Going Once, Going Twice…Gone?
There goes the bling.
For auction house Phillips de Pury & Co., it was to be the kind of buzzy, art world event that would make money and the tabloids: "Hip Hop's Crown Jewels." The October sale of rapper finery was to include Lil' Jon's signature 12-pound diamond "Crunk Ain't Dead" pendant, appraised at $500,000, and pieces worn by Notorious B.I.G. and Tupac Shakur. But with the financial system melting down, the New York-based Phillips first bumped the auction to early March, then bumped it again—off the calendar indefinitely.
As the art market falls to earth, Phillips de Pury is a telling window onto the wreckage. The smallest of the three main auction houses—its sales are about a twentieth of either Christie's or Sotheby's—Phillips set itself apart during the boom years as a fast-moving salesroom for pieces by trendy contemporary artists like Ugo Rondinone and Anselm Reyle. It offered buyers a way to bypass gallery wait and wooed sellers by promising large minimum returns, known as guarantees. Simon de Pury, the house's Swiss-born chairman and auctioneer, also injected a dose of flash into the staid auction arena, and evenings at the house's Chelsea headquarters were packed with collectors in their thirties and forties sipping champagne and gossiping in a dozen languages.
But in down times, as speculators drop out of the market, it's the hottest art that cools the fastest. Previous top-earners Damien Hirst and Jeff Koons are experiencing slumps, and seasoned collectors have begun investing their money in proven post-war, Modern, and Impressionist works—as witnessed at Christie's $264 million sale in February of works belonging to designer Yves Saint Laurent and his partner, Pierre Berge. In this climate, Phillips' strategy of focusing almost exclusively on new artists is now looking like the company's Achilles heel.
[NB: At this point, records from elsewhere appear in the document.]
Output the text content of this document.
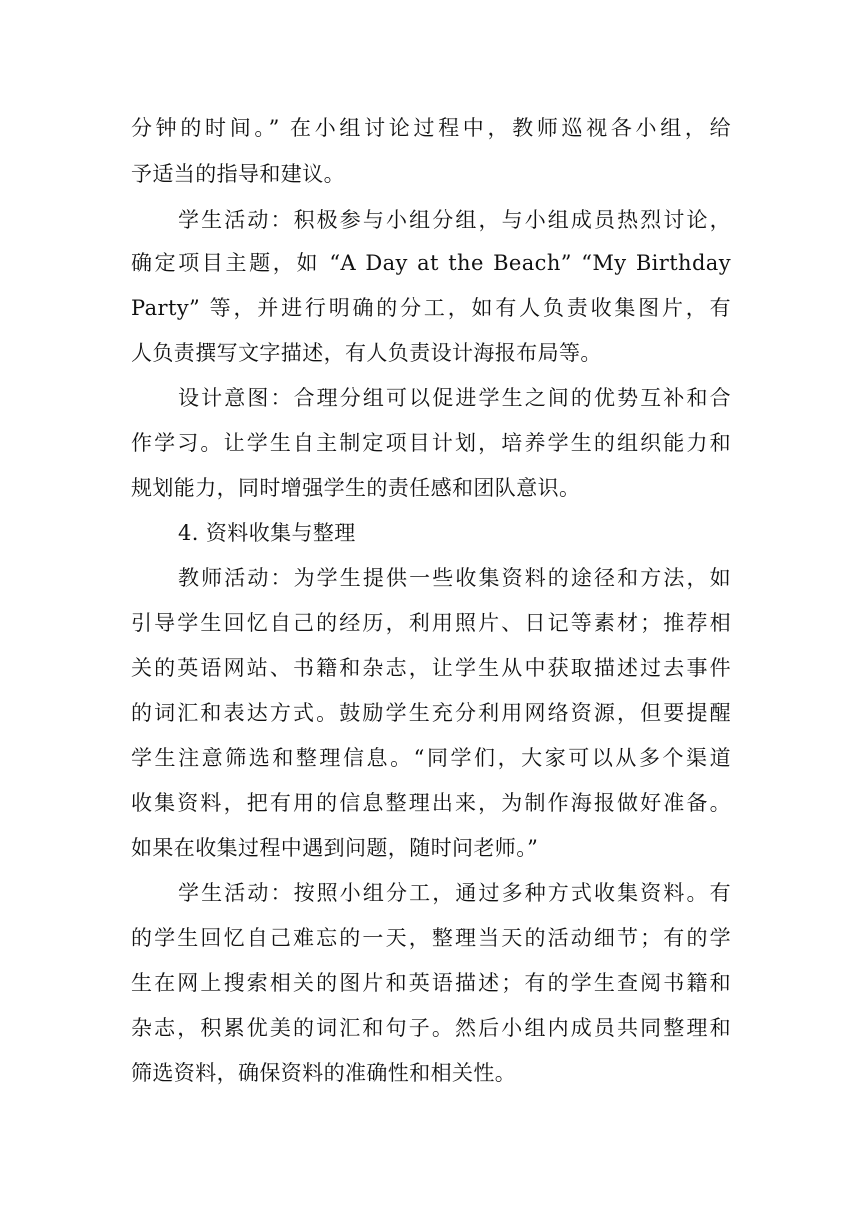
分钟的时间。” 在小组讨论过程中，教师巡视各小组，给
予适当的指导和建议。
学生活动：积极参与小组分组，与小组成员热烈讨论，
确定项目主题，如 “A Day at the Beach” “My Birthday
Party” 等，并进行明确的分工，如有人负责收集图片，有
人负责撰写文字描述，有人负责设计海报布局等。
设计意图：合理分组可以促进学生之间的优势互补和合
作学习。让学生自主制定项目计划，培养学生的组织能力和
规划能力，同时增强学生的责任感和团队意识。
4. 资料收集与整理
教师活动：为学生提供一些收集资料的途径和方法，如
引导学生回忆自己的经历，利用照片、日记等素材；推荐相
关的英语网站、书籍和杂志，让学生从中获取描述过去事件
的词汇和表达方式。鼓励学生充分利用网络资源，但要提醒
学生注意筛选和整理信息。“同学们，大家可以从多个渠道
收集资料，把有用的信息整理出来，为制作海报做好准备。
如果在收集过程中遇到问题，随时问老师。”
学生活动：按照小组分工，通过多种方式收集资料。有
的学生回忆自己难忘的一天，整理当天的活动细节；有的学
生在网上搜索相关的图片和英语描述；有的学生查阅书籍和
杂志，积累优美的词汇和句子。然后小组内成员共同整理和
筛选资料，确保资料的准确性和相关性。
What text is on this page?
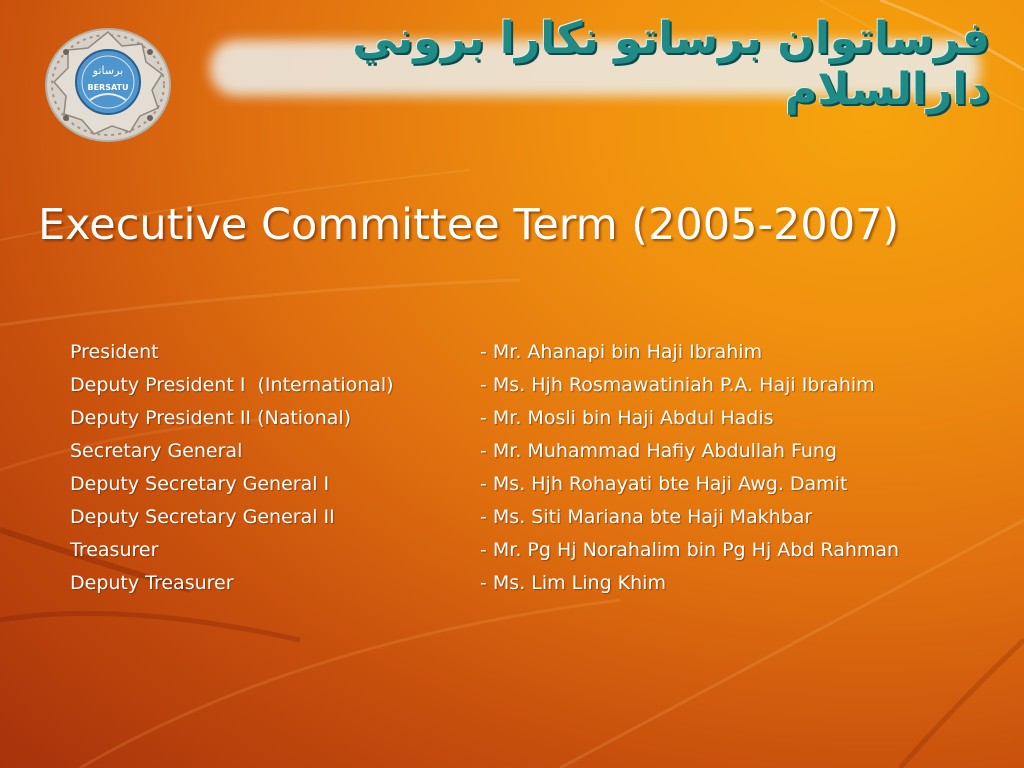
برساتو
BERSATU
فرساتوان برساتو نكارا بروني دارالسلام
Executive Committee Term (2005-2007)
President	- Mr. Ahanapi bin Haji Ibrahim
Deputy President I  (International)	- Ms. Hjh Rosmawatiniah P.A. Haji Ibrahim
Deputy President II (National)	- Mr. Mosli bin Haji Abdul Hadis
Secretary General	- Mr. Muhammad Hafiy Abdullah Fung
Deputy Secretary General I	- Ms. Hjh Rohayati bte Haji Awg. Damit
Deputy Secretary General II	- Ms. Siti Mariana bte Haji Makhbar
Treasurer	- Mr. Pg Hj Norahalim bin Pg Hj Abd Rahman
Deputy Treasurer	- Ms. Lim Ling Khim
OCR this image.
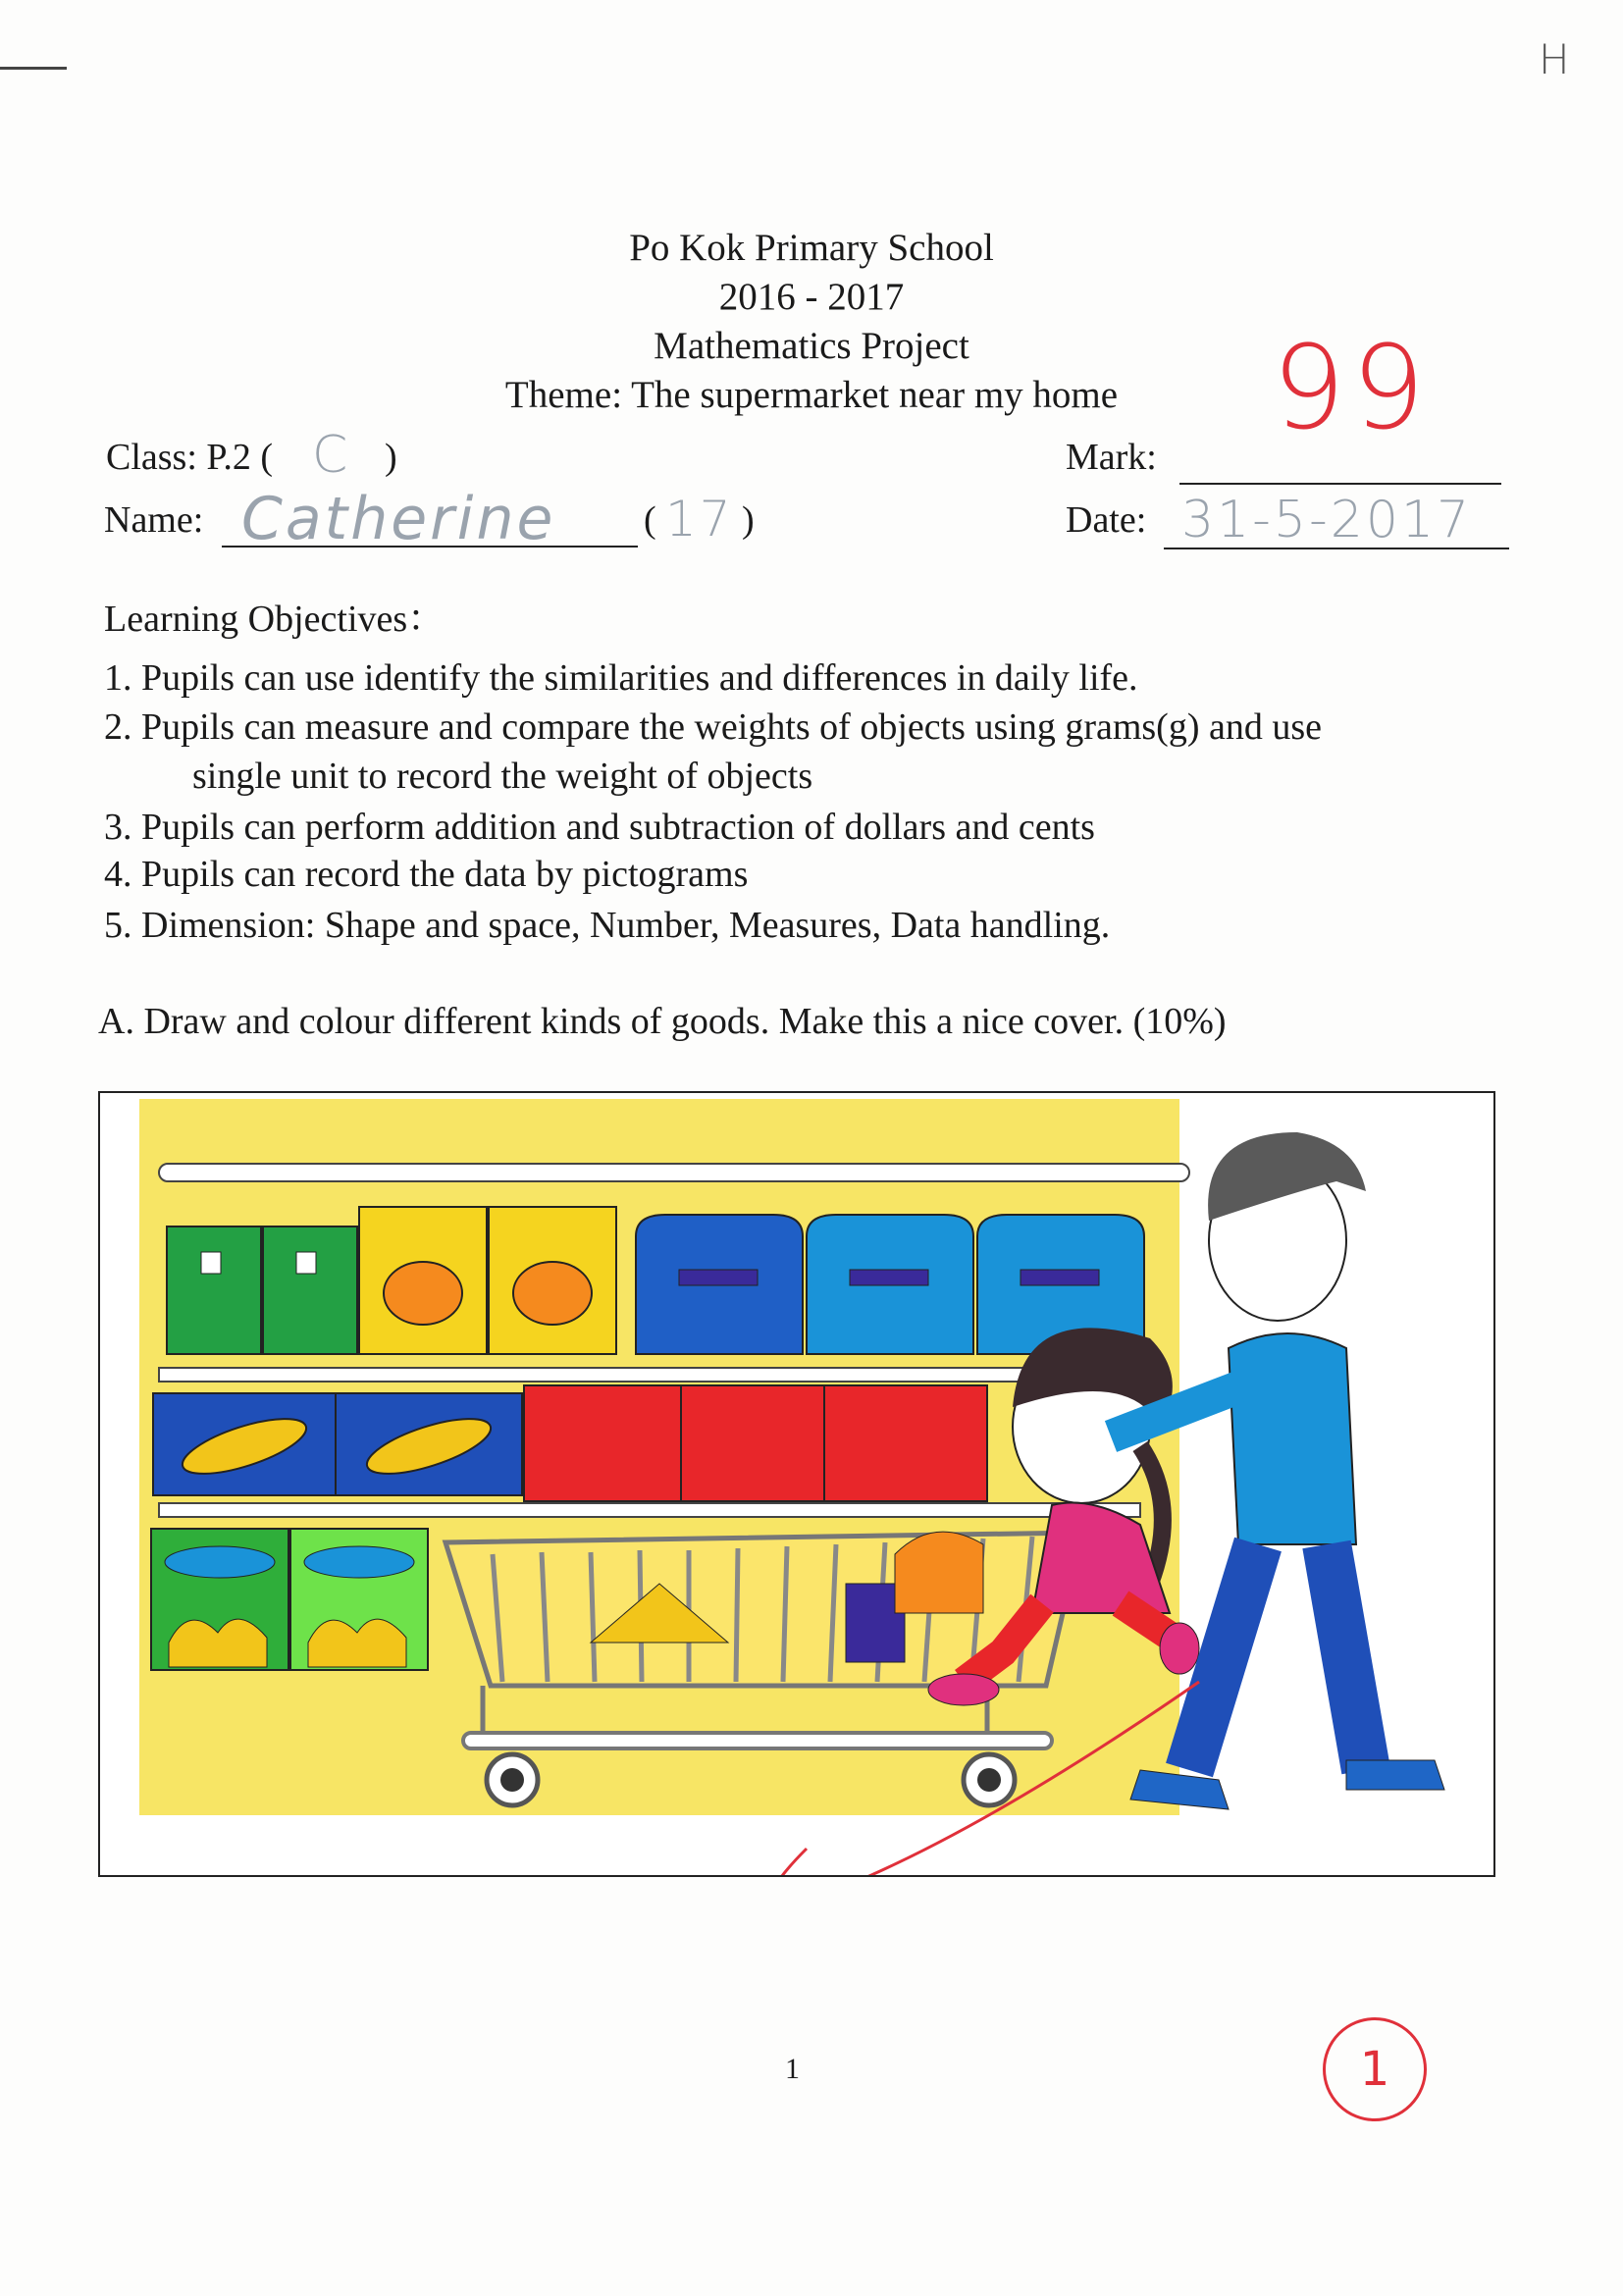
H
Po Kok Primary School
2016 - 2017
Mathematics Project
Theme: The supermarket near my home
Class: P.2 ( C )	Mark:
99
Name: Catherine ( 17 )	Date: 31-5-2017
Learning Objectives：
1. Pupils can use identify the similarities and differences in daily life.
2. Pupils can measure and compare the weights of objects using grams(g) and use
single unit to record the weight of objects
3. Pupils can perform addition and subtraction of dollars and cents
4. Pupils can record the data by pictograms
5. Dimension: Shape and space, Number, Measures, Data handling.
A. Draw and colour different kinds of goods. Make this a nice cover. (10%)
1	1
A year ago, when customers began delaying their payments to the auction house, de Pury discontinued his practice of offering guarantees. That move, in turn, reduced both the number of consigners and the quality of lots Phillips attracts. Last fall's sales were disastrous, and close to half of the house's lots didn't sell. To boost those sales percentages at the major contemporary art evening auction in February, the house offered just 53 works, compared with 211 the year before. Of those 53 works, 18 failed to sell, despite an energetically cajoling performance by de Pury. The $6 million in receipts far undershot last year's $42.8 million take for the same sale. Most recently, March's Under the Influence sale—an auction offering work by emerging artists at reasonable prices—eked out only a modest return of $1.6 million in New York.
Christie's and Sotheby's are of course suffering as well, with their contemporary sales vastly deflated. In their combined February evening contemporary-art sales in London, the two houses took in just over $38 million, compared with $331 million the year before. Between February 2008 and 2009, Sotheby's stock plummeted 88 percent, and it has announced a plan to cut costs by $100 million this year. Both houses have laid off staff. The difference is that Phillips, with only modest auctions of photography, jewelry, and design, has no fallback position. "Either Christie's or Sotheby's can shift its emphasis from painting to jewelry or from painting to furniture in any one of their markets—Phillips doesn't have that kind of flexibility," said art adviser Allan Schwartzman. "They're going to have to be very clever to adapt to this market if they're going to survive. For the longest time there really wasn't a place for a third auction house in this market."
An atmosphere of "gallows humor," as one longtime buyer put it, has descended at Phillips. The already spare company has cut back its staff, and further cuts are expected under new CEO Bernd Runge, a former VP of Condé Nast International, who took up his post March 1. Even the lifeline extended to Phillips in October—the sale of a controlling interest to the Mercury Group last fall for a reported $60 million—acquired a pallor as conflicting rumors began circulating. Some in the art world speculated that the deal with Mercury, Russia's largest luxury conglomerate, wasn't an investment at all but rather a fire sale. Others wondered if Mercury would come through with the cash. "Nobody knew if it was for real," says Richard Feigan, a veteran New York art dealer. "There's no transparency." Now, only six months into the deal, Mercury's owners Leonid Friedland and Leonid Strunin are said to be suffering buyer's remorse as the Russian economy continues to deteriorate. The two men declined to comment and directed questions to Simon de Pury, chairman of the auction house. De Pury acknowledges that the firm is cutting costs and trying to create "maximum efficiencies," but says that Friedland and Strunin "are in no way discouraged by the general climate and are stimulated by the opportunities this offers."